I tossed my headphones onto the nightstand, punched my pillow, and threw myself back down onto the bed. I railed against the unfairness of the distance between my team and me, of always being the outsider among them, of holding their lives so precariously in my hands. I folded in on myself and ceded all control. And for the first time in years, I cried.

* * *

Evan

Early Wednesday morning,after an intensive workout with Penn in the gym, followed by a hot shower, I stopped into the team kitchen and grabbed a plate of huevos rancheros, courtesy of Jensen. After a few seconds of thought, I decided the eggs might not be enough, and besides, I hadn’t tasted them yet so couldn’t vouch for Jensen’s culinary skills being better than his bartending ones. I scooped up a bowl of oatmeal and berries, then followed Penn and Jensen to the SCIF on the second floor, all of us carrying our breakfasts with us.
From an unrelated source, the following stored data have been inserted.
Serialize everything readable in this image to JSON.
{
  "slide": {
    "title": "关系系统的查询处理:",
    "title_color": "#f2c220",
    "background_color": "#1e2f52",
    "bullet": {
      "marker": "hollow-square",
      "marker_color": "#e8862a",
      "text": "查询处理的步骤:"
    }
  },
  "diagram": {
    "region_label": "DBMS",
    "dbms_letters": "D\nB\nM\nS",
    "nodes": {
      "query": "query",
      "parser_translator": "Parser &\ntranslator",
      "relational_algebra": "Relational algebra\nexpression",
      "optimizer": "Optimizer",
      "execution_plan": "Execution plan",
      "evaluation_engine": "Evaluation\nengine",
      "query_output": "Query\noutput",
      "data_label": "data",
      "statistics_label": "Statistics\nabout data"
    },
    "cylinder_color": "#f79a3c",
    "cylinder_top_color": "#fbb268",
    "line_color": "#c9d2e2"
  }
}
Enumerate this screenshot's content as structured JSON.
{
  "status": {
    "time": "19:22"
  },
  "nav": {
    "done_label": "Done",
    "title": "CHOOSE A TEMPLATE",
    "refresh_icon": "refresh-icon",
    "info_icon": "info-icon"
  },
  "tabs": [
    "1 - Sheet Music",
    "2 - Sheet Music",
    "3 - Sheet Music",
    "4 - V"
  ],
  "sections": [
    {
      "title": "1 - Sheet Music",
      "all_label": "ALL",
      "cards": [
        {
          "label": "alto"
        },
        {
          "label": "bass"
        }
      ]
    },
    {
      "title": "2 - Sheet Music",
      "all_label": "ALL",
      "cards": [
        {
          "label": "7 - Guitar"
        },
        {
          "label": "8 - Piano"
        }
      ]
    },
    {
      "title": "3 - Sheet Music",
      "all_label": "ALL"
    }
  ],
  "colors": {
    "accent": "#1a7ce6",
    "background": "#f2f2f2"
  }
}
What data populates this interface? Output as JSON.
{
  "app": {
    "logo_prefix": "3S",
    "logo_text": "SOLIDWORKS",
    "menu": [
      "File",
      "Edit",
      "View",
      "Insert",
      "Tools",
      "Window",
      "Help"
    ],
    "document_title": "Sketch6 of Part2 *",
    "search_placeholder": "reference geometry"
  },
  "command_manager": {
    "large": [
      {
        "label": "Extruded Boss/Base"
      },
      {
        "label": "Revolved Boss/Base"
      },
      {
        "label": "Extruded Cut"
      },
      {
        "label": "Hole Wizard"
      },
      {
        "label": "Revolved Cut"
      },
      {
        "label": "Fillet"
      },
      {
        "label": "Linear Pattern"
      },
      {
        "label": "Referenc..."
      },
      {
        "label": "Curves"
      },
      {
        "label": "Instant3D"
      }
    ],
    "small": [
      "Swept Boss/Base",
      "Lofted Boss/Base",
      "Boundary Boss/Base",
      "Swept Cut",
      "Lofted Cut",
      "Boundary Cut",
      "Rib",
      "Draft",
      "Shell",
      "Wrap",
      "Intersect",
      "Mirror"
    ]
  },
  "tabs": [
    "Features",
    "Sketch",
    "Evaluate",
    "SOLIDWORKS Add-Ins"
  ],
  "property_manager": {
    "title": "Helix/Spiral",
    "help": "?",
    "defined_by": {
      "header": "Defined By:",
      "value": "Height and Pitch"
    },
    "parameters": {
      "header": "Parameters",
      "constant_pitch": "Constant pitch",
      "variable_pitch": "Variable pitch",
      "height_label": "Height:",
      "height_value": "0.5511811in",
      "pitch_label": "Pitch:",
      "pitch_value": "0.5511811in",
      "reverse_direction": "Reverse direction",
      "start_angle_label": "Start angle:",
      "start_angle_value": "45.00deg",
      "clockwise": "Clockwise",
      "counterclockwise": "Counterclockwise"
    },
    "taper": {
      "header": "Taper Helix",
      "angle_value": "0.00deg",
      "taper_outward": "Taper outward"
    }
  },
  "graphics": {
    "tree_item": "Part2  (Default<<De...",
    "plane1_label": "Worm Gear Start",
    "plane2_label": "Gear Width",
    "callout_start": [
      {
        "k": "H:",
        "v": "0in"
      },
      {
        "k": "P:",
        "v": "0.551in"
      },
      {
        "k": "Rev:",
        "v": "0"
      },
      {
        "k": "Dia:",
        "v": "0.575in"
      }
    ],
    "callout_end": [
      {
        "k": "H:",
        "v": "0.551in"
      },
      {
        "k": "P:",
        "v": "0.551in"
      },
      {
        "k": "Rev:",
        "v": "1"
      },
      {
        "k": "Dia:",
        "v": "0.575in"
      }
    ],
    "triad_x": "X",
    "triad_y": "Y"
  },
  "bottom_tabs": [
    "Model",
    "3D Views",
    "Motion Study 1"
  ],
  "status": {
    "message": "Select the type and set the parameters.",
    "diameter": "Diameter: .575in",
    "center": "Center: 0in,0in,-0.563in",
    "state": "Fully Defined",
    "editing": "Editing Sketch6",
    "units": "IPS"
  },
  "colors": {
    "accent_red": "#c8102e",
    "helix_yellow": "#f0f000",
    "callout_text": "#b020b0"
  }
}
The rest of the team minus TJ and Red were already there. I wasn’t totally unhappy to see the group. In the three days since they’d taken me into custody, I hadn’t completely forgiven them for dropping their guard while Red had stepped into danger, but I had developed a slight, grudging respect for them.

I shook my head. I had to start calling her Doc in my head as well as in my speech because even thinking about her as Red was just too damn intimate. It made me remember things I’d done with her and to her, things I wanted to do again, things we hadn’t had time to do during our too-brief night together, but that I still wanted to do very, very badly. I put my brain back in charge of my thinking before I developed another raging hard-on, the kind I’d thought would be cured by a night with her but hadn’t. TJ had assigned me to an efficiency room right across the hall from hers, which probably didn’t help matters when I was alone in my bed at night, thinking about her alone in hers, and about the extension to our agreement she had offered, which I had to resist if I had any hope of keeping my distance and getting out of here with my emotions under control.

Jensen elbowed my ribs so hard I gasped. “Phone,” he said, and from the look on his face I guessed he’d already asked more than once.

I handed over my personal device and stepped into the secure room. I took the same seat as I had during the first meeting with TJ. That placed me beside Sparks and across the table from Li, Kessler, and Alder. Penn sat on the other side of his logistics partner.

After greeting Penn, Sparks nudged my arm. “If you need to borrow a few bucks after Kessler’s clock-cleaning yesterday, let me know.”